Alan Hovhaness: Composer of Two Worlds?

Alan Hovhaness is among the lesser known of America's "East West" pioneering composers who emerged in the post-war years, but should perhaps be better known.  Of the same generation as Harrison and Cage he too was a fearless explorer of world music traditions and incorporated them into music over a period of half a century.  Much of his mature work is as much a product of Eastern traditions as Western. Rather aptly, he was of Scottish and Armenian descent, and his first mature works of the 1940s exhibited a strong Armenian flavor, apparently with Indian inluences too.  Later he got to visit India (1959), Japan and South Korea (early 1960s), and channeled these diverse influences into a unique syntax of East and West whilst remaining highly popular with audiences.  His music employs Near Eastern, Indian and Japanese scales, as well as his own modal amalgams where these overlapped.

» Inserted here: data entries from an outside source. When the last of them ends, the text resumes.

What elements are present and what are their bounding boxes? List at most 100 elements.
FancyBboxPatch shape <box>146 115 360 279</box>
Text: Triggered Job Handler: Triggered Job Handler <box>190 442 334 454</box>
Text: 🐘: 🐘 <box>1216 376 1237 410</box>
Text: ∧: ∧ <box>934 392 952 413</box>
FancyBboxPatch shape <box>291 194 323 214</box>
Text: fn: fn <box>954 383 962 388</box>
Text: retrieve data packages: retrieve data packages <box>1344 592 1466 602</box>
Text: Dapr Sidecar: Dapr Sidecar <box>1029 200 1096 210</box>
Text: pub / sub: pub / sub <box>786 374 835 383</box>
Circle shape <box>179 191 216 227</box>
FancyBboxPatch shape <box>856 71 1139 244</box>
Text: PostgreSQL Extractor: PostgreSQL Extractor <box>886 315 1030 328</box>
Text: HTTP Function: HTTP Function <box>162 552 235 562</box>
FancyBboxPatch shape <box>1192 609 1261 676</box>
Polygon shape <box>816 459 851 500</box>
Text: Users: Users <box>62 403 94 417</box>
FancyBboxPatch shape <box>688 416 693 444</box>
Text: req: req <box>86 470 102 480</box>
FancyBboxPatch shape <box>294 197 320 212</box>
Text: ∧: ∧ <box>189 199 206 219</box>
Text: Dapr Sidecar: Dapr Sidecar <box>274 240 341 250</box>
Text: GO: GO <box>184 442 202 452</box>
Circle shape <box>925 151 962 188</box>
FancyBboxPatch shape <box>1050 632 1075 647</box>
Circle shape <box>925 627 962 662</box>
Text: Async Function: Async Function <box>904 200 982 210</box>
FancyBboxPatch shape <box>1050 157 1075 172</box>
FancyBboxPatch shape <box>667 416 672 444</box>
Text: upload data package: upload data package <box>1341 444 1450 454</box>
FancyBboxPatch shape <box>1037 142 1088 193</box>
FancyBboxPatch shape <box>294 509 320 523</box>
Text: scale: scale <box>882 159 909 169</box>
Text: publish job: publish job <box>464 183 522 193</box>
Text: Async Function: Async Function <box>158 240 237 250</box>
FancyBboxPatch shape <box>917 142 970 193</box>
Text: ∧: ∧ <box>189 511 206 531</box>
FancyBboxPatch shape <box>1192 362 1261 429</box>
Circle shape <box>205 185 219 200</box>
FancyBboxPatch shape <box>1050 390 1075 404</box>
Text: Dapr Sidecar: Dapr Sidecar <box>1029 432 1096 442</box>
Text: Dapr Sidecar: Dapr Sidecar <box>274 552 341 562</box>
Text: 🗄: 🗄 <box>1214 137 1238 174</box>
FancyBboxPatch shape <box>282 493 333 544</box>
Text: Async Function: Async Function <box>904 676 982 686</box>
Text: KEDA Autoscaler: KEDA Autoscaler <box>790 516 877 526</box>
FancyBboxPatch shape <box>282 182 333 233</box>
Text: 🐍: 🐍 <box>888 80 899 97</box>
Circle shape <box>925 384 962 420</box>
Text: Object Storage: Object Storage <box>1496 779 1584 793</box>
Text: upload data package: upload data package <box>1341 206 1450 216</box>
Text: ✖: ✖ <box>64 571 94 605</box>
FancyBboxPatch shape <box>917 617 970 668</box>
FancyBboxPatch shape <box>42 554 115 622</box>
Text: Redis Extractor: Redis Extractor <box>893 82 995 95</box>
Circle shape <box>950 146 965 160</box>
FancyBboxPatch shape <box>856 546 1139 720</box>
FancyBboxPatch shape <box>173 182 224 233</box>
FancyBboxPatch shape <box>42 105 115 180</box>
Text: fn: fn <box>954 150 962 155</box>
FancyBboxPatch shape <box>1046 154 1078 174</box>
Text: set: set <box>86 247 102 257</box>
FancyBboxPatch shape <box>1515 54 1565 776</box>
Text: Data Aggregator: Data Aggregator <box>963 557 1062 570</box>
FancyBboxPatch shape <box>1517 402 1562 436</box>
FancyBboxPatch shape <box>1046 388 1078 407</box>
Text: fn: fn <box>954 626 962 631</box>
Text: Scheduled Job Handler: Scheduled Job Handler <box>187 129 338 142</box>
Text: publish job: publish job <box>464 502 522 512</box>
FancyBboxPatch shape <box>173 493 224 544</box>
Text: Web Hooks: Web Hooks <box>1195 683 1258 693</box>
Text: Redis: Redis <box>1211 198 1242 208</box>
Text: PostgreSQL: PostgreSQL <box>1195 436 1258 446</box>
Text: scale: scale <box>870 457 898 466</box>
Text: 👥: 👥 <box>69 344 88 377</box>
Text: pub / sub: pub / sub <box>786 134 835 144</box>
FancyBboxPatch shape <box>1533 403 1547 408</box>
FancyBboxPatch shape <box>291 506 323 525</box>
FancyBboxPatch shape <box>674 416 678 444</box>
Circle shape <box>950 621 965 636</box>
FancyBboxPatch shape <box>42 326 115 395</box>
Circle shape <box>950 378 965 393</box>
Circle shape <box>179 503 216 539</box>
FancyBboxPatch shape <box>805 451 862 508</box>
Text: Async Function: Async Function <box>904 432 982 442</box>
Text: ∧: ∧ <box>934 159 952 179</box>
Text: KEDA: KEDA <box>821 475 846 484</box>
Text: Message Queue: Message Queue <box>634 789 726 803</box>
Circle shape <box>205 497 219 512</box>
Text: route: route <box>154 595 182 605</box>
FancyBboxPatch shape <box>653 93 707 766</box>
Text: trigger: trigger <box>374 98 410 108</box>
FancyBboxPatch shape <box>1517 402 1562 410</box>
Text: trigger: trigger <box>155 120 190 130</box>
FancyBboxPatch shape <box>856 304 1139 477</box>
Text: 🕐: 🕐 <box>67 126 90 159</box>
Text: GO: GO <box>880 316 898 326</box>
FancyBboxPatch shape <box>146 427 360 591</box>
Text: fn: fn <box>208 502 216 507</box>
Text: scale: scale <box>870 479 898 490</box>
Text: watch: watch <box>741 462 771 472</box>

Although, like Harrison, he experimented with 12-tone rows, he was fundamentally a melodist and never embraced the full-blown avant garde tendencies of, say, John Cage.  Like Henry Cowell, Hovhaness often employed traditional Western counterpoint (such as fugal and hymn-like writing) alongside his more exotic writing, but unlike Cowell he could merge these techniques into the same piece - and somehow it nearly always works!  In this respect he certainly achieved a true fusion of east and west without sounding trite.  A good example of such fusion might be his Fantasy on Japanese Woodprints, an entertaining and popular marimba concerto. The Hovhaness biography page also points out that he was an unusually prolific composer, reaching several hundred opuses, as did Henry Cowell, and this excludes early bonfires of music he was not satisfied with.
Another aspect of Hovhaness's individuality was his apparent invention of a technique called senza misura (literally 'without measures') whereby different instruments would repeat their own short lines without synchronous playing to the rest of the group, receiving only start and stop signals from the conductor.  This technique was (probably independently) taken up by others in 1960s Europe.